11.17.2015

Chocolatey Chewy Flapjacks - Recipe

Last week I couldn't quite put my finger on what sort of sweet craving I was having. I was hungry, but not overly so and fancied doing some baking but nothing too complicated that would take 2 hours of mixing, weighing and cleaning up.

Enter: chocolate flapjacks!

They are by no means healthy in any way shape or form but are excellent for an energy boost (albeit an unhealthy sugar rush) in the late afternoon. 

I ended up making these in a matter of minutes and taking them to the boyfriend's family home to share the calories (basically so I didn't eat them all myself) and everyone raved about how gorgeous and chewy they were.

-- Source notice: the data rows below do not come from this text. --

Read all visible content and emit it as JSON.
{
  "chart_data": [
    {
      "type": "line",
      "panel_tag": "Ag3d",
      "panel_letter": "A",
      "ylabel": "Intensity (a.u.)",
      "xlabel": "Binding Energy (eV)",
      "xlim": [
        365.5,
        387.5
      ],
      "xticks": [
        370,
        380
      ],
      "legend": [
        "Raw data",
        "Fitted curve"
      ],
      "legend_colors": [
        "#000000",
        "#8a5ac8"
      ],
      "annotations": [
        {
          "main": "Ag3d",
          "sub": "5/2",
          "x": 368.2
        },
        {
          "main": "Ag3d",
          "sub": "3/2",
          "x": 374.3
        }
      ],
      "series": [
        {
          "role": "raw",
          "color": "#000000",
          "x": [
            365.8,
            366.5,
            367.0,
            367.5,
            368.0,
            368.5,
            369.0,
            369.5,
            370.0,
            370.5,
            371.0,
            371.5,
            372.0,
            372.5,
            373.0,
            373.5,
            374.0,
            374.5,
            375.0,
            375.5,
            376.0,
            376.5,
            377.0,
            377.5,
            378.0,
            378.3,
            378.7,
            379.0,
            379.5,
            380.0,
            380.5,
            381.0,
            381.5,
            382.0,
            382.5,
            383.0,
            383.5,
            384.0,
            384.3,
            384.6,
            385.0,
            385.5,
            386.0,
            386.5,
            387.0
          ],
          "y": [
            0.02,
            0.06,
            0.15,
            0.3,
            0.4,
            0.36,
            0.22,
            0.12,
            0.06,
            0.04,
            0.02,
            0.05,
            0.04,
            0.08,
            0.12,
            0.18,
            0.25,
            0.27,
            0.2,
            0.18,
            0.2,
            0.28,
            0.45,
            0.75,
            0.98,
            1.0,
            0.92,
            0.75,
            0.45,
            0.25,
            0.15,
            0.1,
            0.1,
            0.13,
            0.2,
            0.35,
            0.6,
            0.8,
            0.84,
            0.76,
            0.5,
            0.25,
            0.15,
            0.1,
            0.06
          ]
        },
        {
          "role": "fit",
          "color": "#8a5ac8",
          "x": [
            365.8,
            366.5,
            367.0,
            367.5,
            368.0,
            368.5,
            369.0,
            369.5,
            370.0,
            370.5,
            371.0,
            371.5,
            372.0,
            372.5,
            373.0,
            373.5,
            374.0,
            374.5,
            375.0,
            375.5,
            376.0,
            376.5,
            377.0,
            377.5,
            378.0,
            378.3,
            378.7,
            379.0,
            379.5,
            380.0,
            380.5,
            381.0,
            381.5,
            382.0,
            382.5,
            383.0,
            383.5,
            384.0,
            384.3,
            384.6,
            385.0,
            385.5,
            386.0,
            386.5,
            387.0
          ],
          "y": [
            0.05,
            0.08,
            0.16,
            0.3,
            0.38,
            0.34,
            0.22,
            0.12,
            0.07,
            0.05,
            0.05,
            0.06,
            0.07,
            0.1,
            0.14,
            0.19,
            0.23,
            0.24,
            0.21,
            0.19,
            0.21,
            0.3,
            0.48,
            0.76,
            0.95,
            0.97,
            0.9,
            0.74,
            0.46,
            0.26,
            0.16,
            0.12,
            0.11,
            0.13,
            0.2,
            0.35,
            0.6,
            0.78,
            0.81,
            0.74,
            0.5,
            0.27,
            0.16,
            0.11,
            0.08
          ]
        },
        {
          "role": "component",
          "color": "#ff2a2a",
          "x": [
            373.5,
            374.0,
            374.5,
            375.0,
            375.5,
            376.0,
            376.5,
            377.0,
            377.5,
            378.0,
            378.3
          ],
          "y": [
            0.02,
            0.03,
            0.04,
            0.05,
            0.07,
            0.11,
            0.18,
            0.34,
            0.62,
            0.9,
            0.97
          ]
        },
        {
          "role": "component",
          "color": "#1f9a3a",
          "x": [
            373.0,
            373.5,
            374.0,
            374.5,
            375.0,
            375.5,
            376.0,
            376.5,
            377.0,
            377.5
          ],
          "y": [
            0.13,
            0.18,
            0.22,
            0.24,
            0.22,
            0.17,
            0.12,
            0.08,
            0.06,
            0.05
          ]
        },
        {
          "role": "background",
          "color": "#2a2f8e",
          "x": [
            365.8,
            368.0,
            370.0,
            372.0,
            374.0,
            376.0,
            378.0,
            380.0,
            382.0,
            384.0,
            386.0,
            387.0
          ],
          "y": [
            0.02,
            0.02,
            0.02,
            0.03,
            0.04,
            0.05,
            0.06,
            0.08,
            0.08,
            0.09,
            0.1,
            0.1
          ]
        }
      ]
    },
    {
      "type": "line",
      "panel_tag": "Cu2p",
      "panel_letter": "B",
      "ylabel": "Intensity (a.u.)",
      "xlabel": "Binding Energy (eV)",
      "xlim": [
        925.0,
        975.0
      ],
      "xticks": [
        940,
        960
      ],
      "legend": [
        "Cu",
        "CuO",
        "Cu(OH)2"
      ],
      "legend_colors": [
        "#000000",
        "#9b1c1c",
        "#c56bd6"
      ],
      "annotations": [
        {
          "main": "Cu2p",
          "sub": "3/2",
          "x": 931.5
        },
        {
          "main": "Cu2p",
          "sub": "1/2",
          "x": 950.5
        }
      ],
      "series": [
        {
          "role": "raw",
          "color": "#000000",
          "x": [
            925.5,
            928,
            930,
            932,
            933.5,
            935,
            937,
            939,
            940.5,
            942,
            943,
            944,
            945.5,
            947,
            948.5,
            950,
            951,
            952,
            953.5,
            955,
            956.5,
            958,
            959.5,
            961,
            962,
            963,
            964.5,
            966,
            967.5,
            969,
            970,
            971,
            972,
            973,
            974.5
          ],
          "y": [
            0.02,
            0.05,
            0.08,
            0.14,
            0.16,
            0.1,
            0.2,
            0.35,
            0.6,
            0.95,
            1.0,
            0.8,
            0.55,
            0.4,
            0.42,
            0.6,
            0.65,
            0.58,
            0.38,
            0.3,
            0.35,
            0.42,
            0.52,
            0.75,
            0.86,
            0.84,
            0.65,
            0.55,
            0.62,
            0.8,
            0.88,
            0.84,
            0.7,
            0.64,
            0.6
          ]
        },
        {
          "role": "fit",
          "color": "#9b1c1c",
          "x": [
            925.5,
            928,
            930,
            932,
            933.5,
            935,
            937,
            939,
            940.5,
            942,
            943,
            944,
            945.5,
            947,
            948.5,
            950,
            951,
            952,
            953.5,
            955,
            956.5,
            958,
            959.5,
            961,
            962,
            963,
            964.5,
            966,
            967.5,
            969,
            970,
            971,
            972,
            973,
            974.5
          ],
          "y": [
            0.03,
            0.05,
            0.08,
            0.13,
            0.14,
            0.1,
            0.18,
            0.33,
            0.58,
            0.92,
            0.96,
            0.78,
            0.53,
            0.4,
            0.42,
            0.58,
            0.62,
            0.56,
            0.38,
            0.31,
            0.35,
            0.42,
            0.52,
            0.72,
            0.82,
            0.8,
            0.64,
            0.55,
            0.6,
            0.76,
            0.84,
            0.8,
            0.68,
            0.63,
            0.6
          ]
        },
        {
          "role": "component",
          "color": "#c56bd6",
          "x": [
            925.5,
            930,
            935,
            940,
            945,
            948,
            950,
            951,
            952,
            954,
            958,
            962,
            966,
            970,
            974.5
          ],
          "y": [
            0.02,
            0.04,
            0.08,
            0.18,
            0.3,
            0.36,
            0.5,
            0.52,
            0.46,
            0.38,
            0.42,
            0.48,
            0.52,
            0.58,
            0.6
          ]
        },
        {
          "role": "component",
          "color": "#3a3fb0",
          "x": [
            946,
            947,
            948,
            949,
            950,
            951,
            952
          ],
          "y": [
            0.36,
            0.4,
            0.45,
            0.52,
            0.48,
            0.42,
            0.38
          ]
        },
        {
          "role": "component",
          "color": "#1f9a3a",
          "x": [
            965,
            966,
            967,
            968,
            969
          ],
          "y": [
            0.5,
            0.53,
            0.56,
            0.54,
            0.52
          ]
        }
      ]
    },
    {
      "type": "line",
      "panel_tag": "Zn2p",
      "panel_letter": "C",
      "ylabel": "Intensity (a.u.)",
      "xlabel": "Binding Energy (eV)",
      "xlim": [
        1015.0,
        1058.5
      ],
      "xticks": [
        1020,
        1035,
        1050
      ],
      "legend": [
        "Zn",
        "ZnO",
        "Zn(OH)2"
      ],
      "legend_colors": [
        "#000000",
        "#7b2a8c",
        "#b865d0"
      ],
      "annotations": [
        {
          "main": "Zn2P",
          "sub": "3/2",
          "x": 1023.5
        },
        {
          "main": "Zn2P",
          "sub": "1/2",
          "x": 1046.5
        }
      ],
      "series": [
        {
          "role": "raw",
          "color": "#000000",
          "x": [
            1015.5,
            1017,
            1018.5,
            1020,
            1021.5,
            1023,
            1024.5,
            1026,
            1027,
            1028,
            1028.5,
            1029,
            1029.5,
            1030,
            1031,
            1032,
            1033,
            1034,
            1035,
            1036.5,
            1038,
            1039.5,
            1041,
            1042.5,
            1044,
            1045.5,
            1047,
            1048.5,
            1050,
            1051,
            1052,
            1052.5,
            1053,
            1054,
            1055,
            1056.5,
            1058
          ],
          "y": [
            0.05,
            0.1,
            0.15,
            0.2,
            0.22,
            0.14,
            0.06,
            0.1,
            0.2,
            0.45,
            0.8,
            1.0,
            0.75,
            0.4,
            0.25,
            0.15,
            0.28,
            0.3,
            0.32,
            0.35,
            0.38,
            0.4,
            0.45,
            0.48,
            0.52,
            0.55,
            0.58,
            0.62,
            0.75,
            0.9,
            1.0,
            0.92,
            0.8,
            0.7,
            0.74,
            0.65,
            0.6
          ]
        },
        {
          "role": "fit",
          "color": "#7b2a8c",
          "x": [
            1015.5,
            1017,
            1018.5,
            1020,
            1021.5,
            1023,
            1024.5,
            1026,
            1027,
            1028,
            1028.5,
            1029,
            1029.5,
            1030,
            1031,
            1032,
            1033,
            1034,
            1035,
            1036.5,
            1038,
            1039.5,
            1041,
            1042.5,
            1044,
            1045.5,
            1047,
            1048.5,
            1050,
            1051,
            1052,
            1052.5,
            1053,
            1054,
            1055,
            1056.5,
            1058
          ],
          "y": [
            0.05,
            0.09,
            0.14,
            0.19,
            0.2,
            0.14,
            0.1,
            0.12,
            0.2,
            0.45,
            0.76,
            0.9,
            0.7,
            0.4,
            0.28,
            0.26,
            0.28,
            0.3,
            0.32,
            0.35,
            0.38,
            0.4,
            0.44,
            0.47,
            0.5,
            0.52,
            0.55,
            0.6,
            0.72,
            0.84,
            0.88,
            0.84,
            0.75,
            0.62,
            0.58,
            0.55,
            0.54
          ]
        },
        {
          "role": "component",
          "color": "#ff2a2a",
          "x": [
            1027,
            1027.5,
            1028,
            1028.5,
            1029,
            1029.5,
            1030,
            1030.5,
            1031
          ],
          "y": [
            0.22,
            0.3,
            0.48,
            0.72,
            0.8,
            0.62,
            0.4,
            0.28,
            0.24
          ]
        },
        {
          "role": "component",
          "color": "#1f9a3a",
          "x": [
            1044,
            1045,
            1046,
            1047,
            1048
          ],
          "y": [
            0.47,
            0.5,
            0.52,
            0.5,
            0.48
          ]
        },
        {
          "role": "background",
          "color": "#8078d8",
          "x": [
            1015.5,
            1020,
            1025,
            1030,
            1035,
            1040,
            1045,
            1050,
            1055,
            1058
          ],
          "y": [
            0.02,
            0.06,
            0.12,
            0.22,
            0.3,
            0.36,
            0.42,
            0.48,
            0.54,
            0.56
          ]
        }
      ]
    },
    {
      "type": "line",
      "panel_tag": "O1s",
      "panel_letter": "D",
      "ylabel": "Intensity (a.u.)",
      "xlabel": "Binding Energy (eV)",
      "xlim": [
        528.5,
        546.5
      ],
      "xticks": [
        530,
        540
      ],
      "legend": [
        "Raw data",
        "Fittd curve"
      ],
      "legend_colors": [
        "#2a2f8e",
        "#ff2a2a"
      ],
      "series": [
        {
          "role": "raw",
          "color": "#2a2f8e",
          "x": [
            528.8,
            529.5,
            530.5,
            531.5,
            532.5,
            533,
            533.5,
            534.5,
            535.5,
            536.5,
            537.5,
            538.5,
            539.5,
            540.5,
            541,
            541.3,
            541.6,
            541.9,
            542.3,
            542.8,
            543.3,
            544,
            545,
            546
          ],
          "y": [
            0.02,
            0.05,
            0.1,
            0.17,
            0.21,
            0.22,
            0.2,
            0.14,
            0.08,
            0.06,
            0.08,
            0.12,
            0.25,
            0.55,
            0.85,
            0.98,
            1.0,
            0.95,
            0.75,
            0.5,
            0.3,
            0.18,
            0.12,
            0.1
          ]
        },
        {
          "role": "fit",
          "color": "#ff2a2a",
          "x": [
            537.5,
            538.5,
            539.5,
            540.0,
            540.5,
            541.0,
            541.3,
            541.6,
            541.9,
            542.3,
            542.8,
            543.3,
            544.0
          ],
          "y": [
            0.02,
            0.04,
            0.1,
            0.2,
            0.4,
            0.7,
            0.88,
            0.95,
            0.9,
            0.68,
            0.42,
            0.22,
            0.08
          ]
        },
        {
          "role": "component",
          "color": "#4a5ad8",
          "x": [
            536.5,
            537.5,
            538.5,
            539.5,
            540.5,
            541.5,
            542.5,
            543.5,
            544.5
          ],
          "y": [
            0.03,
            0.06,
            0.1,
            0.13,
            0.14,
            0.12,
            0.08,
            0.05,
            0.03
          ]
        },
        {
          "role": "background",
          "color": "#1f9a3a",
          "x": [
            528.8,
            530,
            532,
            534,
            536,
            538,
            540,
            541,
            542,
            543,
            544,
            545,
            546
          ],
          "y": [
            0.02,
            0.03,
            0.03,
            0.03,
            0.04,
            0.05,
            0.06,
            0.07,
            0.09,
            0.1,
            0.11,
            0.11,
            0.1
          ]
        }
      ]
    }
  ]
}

They're super easy, delicious and with an added bit of cinnamon can be seen as an early 'Christmas treat'...no?

What you'll need:

- 150g of unsalted butter
- 75g of light brown sugar
- 3 rounded tbsp of golden syrup
- 250g-300g of unflavoured porridge oats (depending on how dry you like them)
- 200g - 300g of milk chocolate to cover/chop up and include on top to melt
- 1 tsp of cinnamon (optional)

What you'll do:

- Preheat the oven to 180 degrees C and grease your desired tin (size can vary depending on how thick you want the flapjacks to be).
- Melt the butter, syrup and sugar in a saucepan on a medium heat (add in some cocoa here if you want double chocolate flapjacks) and combine well.
- Add in the oats and 1 tsp of cinnamon (optional) and mix well.
- Pour the mixture from the saucepan into the baking tin and smooth over with the back of a spoon.
- Pop in the oven for 15-25 minutes depending on your oven ability until golden brown on top.
- Allow to cool for 20-30 minutes before chopping into desired size/shape and eating.
- Refrigerate if you'd prefer a firmer flapjack.
- Eat every bit and don't feel guilty.